A consultation last year with users of the standard brought up gaps in the current version such as certain terms were found to be confusing: unnecessary repetition and some concepts needed clarifying.
It found that small and medium-sized enterprises (SMEs) were not sufficiently integrated and that understanding of risk evaluation still needed to be improved, according to ISO.
ISO working group members met in February in Dublin to discuss improvements to the standard and will meet again in Paris in October.
Critical control points
The group is working to clarify key concepts, especially critical control points, operational programmes needed, approach to risks, product withdrawal and recall, and a combination of external control measures.
It will also update terms and definitions, make the standard simpler and more concise, avoid making the content too prescriptive and ensure a greater coverage of SMEs.
And the revised ISO 22000 will have the same format as other management systems standards, which will now follow an identical structure with common texts, terms and definitions.
This will make life easier for companies wanting to be certified to several management systems standards (MSSs), such as ISO 9001 and ISO 22000, according to the ISO group.
The coordinated format will ensure coherence between the standards, simplify their integrated use and facilitate their reading and understanding by users.
Food industry experts will be especially involved in this revision, but other users of the standard will be specifically targeted.
These include SMEs, feed producers, pet food industry players, regulators looking for a model by which to develop regulatory requirements with a food safety management approach, even manufacturers whose activities fall within the scope of the standard, for example water.

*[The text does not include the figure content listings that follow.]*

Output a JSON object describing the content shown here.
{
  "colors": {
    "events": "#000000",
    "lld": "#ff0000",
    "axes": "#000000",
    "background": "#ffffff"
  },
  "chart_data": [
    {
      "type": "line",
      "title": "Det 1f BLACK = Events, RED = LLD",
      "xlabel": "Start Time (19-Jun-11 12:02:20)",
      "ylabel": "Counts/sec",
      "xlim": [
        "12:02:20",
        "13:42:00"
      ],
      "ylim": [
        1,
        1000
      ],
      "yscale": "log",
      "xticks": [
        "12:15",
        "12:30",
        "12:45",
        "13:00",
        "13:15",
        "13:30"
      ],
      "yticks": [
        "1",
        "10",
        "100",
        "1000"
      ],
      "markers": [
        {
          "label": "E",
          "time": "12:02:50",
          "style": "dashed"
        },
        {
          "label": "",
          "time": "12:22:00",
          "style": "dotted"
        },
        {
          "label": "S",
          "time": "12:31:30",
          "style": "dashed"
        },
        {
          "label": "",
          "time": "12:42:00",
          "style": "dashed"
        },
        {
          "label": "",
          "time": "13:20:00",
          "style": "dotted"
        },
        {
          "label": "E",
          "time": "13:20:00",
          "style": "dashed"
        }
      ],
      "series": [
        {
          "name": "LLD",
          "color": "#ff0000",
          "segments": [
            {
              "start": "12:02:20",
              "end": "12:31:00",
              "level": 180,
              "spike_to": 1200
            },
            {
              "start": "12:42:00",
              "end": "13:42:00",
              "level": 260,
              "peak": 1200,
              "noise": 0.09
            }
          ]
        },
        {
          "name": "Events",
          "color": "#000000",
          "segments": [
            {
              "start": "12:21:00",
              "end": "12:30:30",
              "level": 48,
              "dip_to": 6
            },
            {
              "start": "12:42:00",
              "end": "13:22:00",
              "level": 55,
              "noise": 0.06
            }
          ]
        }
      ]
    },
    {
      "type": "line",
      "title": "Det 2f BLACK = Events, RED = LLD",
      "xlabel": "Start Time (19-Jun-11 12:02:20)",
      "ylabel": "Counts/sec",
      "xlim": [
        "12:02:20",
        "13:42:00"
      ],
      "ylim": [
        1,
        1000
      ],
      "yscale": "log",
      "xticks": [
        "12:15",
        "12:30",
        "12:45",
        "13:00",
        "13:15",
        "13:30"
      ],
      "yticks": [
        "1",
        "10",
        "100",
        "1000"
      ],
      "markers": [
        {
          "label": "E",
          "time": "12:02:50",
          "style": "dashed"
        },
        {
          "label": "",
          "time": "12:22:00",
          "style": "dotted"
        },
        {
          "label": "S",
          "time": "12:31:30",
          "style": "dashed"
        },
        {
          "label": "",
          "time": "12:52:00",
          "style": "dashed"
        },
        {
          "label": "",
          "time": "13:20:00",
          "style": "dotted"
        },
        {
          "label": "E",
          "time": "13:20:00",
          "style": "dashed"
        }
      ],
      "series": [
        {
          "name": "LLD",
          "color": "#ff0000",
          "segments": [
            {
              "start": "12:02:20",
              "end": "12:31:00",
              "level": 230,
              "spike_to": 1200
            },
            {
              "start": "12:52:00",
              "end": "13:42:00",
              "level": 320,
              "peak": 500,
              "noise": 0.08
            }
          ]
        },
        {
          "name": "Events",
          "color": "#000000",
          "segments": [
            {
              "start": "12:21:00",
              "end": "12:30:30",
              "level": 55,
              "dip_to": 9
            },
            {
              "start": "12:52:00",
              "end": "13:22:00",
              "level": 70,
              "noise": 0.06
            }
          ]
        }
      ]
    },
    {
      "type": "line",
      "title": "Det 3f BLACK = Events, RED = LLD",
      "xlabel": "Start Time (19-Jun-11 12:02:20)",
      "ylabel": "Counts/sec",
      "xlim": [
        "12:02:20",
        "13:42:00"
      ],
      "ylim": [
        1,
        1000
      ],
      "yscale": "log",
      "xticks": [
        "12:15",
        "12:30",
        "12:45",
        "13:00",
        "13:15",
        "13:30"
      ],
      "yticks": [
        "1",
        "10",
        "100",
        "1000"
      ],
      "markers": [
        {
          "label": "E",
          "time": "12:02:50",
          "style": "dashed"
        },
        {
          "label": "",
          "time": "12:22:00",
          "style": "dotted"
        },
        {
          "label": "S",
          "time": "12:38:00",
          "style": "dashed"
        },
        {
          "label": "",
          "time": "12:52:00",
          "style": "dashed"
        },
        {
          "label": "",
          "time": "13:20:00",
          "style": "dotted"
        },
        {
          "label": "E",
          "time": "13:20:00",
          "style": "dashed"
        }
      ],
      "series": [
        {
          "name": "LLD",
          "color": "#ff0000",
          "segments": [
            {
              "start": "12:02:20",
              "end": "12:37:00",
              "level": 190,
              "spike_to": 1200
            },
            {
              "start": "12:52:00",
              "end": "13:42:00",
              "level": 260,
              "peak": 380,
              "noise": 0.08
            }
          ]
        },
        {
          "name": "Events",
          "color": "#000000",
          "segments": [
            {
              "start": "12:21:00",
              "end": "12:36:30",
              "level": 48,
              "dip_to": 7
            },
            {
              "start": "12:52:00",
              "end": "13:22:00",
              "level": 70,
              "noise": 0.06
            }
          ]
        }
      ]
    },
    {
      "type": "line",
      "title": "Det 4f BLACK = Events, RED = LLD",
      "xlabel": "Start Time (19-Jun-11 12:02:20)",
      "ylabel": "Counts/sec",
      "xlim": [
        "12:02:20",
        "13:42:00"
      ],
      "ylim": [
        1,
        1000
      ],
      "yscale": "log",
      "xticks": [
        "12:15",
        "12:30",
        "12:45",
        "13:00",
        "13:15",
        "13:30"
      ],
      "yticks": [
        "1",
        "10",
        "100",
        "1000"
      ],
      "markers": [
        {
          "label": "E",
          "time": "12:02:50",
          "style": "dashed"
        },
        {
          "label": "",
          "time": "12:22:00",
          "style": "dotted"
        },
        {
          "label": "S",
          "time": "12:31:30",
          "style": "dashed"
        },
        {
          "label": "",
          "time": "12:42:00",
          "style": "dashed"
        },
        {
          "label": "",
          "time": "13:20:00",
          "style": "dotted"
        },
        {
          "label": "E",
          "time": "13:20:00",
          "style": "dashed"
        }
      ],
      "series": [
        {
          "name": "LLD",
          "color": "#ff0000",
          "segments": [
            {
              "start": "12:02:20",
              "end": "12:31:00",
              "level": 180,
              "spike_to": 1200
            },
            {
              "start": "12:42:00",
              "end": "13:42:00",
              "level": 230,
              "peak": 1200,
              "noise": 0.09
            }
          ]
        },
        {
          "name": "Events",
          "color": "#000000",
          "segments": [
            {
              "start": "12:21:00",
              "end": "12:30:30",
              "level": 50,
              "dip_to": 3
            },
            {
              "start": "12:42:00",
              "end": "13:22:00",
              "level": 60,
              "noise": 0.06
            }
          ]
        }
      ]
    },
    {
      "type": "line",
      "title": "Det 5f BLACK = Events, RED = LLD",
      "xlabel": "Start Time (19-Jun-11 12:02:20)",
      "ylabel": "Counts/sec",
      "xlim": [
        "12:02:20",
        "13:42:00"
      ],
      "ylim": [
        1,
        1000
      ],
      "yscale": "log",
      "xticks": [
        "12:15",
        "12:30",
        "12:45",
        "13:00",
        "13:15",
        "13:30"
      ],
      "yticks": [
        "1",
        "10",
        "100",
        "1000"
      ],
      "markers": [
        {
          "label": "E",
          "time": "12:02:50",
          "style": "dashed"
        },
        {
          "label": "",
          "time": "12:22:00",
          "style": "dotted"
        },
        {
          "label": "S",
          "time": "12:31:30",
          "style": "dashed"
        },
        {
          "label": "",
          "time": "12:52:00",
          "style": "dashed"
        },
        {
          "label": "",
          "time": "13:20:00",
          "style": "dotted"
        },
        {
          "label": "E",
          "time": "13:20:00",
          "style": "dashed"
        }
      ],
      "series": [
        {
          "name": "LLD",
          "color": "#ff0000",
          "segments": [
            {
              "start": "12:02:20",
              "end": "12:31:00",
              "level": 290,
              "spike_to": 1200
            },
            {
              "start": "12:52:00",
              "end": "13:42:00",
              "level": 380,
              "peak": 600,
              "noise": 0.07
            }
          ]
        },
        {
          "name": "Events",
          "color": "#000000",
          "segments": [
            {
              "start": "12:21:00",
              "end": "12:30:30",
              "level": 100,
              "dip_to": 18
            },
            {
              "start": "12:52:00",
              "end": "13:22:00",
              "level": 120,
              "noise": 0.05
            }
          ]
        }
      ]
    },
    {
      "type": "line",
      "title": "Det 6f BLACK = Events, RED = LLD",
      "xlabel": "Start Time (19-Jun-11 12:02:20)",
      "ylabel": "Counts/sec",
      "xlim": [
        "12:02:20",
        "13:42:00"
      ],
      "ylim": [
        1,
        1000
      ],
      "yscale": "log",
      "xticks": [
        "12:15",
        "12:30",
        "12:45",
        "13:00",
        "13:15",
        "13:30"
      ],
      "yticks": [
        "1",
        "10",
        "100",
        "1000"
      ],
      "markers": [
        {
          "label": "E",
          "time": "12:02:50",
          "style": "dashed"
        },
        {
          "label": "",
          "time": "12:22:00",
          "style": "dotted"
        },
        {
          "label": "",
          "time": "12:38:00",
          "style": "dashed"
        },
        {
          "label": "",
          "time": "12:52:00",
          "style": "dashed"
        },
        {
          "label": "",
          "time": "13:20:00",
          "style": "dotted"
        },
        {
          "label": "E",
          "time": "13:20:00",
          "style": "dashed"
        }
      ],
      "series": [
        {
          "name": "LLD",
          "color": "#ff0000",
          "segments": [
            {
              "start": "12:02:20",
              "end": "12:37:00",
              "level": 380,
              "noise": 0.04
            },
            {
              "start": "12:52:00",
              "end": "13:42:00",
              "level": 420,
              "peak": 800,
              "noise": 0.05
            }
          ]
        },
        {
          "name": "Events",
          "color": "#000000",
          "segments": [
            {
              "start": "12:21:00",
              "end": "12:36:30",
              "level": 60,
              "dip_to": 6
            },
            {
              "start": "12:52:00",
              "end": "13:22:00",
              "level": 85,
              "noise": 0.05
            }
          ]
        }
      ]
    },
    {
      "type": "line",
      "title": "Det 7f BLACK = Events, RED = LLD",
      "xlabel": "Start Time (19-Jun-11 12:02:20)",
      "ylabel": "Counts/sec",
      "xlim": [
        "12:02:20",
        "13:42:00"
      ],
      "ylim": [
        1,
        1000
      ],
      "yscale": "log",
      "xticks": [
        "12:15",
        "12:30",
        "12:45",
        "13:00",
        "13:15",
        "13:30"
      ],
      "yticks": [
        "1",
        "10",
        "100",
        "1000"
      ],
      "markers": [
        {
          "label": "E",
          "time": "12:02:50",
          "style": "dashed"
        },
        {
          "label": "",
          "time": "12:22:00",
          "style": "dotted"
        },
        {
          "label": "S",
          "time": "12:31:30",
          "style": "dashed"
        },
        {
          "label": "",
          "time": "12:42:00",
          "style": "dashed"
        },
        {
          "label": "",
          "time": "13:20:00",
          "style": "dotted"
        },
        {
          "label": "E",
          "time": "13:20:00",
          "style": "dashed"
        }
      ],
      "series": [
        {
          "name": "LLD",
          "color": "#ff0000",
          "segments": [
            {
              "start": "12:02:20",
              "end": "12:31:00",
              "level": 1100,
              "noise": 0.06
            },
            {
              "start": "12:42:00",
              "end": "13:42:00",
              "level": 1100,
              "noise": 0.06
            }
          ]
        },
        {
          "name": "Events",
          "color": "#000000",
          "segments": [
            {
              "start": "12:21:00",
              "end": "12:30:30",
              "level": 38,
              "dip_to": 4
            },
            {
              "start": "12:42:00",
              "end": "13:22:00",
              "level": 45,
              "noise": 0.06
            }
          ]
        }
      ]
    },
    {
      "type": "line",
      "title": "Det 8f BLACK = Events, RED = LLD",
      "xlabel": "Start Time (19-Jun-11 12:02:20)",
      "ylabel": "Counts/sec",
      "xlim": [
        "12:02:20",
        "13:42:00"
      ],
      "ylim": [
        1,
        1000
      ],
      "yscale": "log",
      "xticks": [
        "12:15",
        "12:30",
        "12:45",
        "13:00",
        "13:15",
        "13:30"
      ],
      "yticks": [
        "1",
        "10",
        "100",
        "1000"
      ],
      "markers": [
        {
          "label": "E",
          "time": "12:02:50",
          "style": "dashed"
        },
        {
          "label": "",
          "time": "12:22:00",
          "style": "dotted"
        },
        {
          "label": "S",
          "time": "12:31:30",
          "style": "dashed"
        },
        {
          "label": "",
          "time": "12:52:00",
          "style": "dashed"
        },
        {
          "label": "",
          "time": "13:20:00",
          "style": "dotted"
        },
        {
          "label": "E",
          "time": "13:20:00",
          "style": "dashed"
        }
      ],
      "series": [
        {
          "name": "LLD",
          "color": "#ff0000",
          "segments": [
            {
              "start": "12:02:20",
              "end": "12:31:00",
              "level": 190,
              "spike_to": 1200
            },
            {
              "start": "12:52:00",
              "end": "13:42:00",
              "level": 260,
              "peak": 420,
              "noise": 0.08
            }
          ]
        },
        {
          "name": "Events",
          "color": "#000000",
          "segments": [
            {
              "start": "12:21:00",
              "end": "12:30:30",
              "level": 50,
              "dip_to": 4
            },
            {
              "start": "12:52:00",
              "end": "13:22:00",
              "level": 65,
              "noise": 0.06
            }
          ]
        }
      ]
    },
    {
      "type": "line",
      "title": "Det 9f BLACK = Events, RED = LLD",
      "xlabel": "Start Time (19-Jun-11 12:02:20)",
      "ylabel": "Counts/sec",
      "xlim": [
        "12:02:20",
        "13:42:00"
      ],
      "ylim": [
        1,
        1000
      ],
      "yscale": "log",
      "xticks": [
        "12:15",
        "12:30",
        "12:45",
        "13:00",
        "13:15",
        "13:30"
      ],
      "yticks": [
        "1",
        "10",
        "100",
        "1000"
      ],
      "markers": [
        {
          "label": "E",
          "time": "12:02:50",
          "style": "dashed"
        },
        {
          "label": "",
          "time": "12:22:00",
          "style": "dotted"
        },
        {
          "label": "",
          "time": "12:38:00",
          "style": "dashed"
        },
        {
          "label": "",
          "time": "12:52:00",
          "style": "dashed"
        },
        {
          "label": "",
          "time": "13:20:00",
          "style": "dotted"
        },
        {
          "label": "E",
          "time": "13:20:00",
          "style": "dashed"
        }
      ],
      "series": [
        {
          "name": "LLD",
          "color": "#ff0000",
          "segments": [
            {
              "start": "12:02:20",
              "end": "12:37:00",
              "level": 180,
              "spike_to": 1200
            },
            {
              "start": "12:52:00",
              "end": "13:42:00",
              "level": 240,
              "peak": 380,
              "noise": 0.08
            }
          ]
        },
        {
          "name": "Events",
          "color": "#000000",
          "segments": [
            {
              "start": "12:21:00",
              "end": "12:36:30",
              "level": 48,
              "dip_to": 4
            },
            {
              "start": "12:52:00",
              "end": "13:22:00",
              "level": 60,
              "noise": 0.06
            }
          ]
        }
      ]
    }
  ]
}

The revision working group will meet again in mid-October in Paris to deliver a second version. If all goes according to plan, the standard is expected to be published in 2017.
The ISO (International Organisation for Standardisation) is an independent, non-governmental membership organization which has 163 member countries.
ISO 22000 is an international standard that defines the requirements of a food safety management system covering all organizations in the food chain from “farm to fork”.